MLBで変えたピッチングスタイル ゴロを打たせるピッチングに磨きがかかった


 以前、広島にいたころの黒田はフォーシームの速球を主体としたピッチングだったが、MLBではシンカーのように鋭く変化するツーシームとスライダーを内外角に投げ分け、打たせて取るピッチングにモデルチェンジした。

 ゴロアウトとフライアウトの割合(※GO/AO)を見ても、MLB7年通算で1.35。最近2年は1.19とフライアウトが増えているが、それでもまだゴロを打たせるピッチングができている。広島の内野陣は、二塁の菊池涼介を中心に12球団でもトップクラスの固さだ。黒田のピッチングを生かす布陣は整っていると言えるだろう。
 
 近年はツーシームとスライダーを中心にピッチングを組み立てていた黒田だが、今季はちょっとした変化が見られた。MLB全球団の本拠地に設置されている、球速や投球軌道を測定するシステム「PITCHf/X」によれば、昨季は17.7%だったスプリットの割合が今季は27.4%まで増えているのである。

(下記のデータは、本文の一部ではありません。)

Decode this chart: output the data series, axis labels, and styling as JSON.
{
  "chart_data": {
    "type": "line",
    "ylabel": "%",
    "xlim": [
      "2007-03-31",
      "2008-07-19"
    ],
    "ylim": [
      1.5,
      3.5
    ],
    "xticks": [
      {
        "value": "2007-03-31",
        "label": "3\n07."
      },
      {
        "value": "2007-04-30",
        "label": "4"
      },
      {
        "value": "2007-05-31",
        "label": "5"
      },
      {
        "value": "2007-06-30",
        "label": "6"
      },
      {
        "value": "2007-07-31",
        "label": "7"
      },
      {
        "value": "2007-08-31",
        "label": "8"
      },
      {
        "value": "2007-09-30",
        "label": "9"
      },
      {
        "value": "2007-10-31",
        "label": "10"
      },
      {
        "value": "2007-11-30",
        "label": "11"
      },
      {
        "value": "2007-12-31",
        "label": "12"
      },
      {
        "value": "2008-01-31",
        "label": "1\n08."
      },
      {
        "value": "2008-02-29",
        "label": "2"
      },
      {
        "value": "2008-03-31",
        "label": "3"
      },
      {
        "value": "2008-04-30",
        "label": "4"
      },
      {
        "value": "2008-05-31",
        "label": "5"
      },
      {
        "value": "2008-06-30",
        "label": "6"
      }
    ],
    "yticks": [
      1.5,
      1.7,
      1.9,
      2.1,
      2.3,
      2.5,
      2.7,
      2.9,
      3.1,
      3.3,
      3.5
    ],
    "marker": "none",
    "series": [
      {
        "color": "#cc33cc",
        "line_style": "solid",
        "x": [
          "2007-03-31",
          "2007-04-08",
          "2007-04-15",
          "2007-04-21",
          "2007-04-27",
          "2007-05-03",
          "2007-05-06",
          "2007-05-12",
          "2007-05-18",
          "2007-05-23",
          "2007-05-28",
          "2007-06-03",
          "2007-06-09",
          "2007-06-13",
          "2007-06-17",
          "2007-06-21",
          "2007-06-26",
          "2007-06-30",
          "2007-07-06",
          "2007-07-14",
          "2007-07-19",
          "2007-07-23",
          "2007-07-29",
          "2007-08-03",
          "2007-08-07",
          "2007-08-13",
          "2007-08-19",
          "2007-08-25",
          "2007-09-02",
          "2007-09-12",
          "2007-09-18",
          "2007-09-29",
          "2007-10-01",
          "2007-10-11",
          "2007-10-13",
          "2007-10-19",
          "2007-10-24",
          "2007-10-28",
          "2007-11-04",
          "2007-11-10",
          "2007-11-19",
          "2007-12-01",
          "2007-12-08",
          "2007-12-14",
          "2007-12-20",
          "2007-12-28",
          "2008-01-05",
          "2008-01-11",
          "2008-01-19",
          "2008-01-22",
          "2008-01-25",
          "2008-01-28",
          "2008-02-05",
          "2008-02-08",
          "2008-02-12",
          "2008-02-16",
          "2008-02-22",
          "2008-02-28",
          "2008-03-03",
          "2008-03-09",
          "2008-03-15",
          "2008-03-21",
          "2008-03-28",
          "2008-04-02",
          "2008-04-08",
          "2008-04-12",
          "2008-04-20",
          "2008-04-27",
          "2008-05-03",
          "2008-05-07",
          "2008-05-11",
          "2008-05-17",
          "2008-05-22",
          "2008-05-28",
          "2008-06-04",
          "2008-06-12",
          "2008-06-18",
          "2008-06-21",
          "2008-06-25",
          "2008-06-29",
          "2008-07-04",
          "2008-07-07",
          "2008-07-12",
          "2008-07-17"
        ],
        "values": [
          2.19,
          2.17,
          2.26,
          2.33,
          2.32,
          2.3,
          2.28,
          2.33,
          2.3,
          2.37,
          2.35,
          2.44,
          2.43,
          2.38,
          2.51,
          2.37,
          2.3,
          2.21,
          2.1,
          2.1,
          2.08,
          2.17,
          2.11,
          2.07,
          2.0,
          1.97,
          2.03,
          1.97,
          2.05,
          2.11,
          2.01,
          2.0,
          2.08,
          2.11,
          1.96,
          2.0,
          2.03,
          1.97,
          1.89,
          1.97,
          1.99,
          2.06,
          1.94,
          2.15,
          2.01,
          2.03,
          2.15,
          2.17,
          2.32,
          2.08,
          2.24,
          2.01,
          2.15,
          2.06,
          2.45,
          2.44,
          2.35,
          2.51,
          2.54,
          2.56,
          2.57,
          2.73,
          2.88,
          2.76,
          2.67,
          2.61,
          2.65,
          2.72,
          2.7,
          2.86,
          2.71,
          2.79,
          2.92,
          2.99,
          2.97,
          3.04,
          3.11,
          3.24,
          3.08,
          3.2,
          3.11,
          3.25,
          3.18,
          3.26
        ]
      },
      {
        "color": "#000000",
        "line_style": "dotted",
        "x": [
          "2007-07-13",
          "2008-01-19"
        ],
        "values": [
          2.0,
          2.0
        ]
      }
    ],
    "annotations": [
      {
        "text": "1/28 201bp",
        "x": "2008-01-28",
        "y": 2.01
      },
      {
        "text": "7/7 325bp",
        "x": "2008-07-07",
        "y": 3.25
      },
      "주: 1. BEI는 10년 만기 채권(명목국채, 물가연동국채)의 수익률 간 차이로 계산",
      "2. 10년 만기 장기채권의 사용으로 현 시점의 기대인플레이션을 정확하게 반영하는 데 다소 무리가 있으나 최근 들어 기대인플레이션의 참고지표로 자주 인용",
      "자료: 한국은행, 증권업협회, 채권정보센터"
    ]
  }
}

 スプリットの割合が10%も増えたのは黒田自身の考えもあるだろうが、チームメートだった田中将大も24.1%とスプリットを多投していた。そういった側面から見ると、昨季からヤンキースに加入した正捕手ブライアン・マッキャンの意向もあったのかもしれない。それぞれ完成度が高い、ツーシーム、スライダー、スプリットを日本ではどのように投げ分けるかという配球面もまた、黒田の活躍を占う大きな要素となるだろう。

 日本人初のMLB全30球団勝利まで、残すはデトロイト・タイガースだけだった黒田。MLB全体でも過去に13人しかいない大記録よりも、広島を24年ぶりの優勝に導くことを選んだ。黒田自身も、プロ生活18年で日本シリーズ、ワールドシリーズといった最高峰の戦いをまだ経験していない。悲願に向けて黒田がどのようなピッチングを見せるか、今から本当に楽しみである。


(※)ゴロアウト/フライアウト比率(GO/AO )
セイバーメトリクスの指標のひとつで、ゴロアウト(GO)の総数をフライアウト(AO)の総数で割り、ゴロアウトとフライアウトの比率を調べる指標。同じ 数の場合は1となり、これより数値が大きくなるほどゴロアウトの割合が高く、数値が小さくなって0に近付くほどフライアウトの割合が高い投手となる。今季 のセ・リーグ平均は1.16。パリーグ平均は1.11。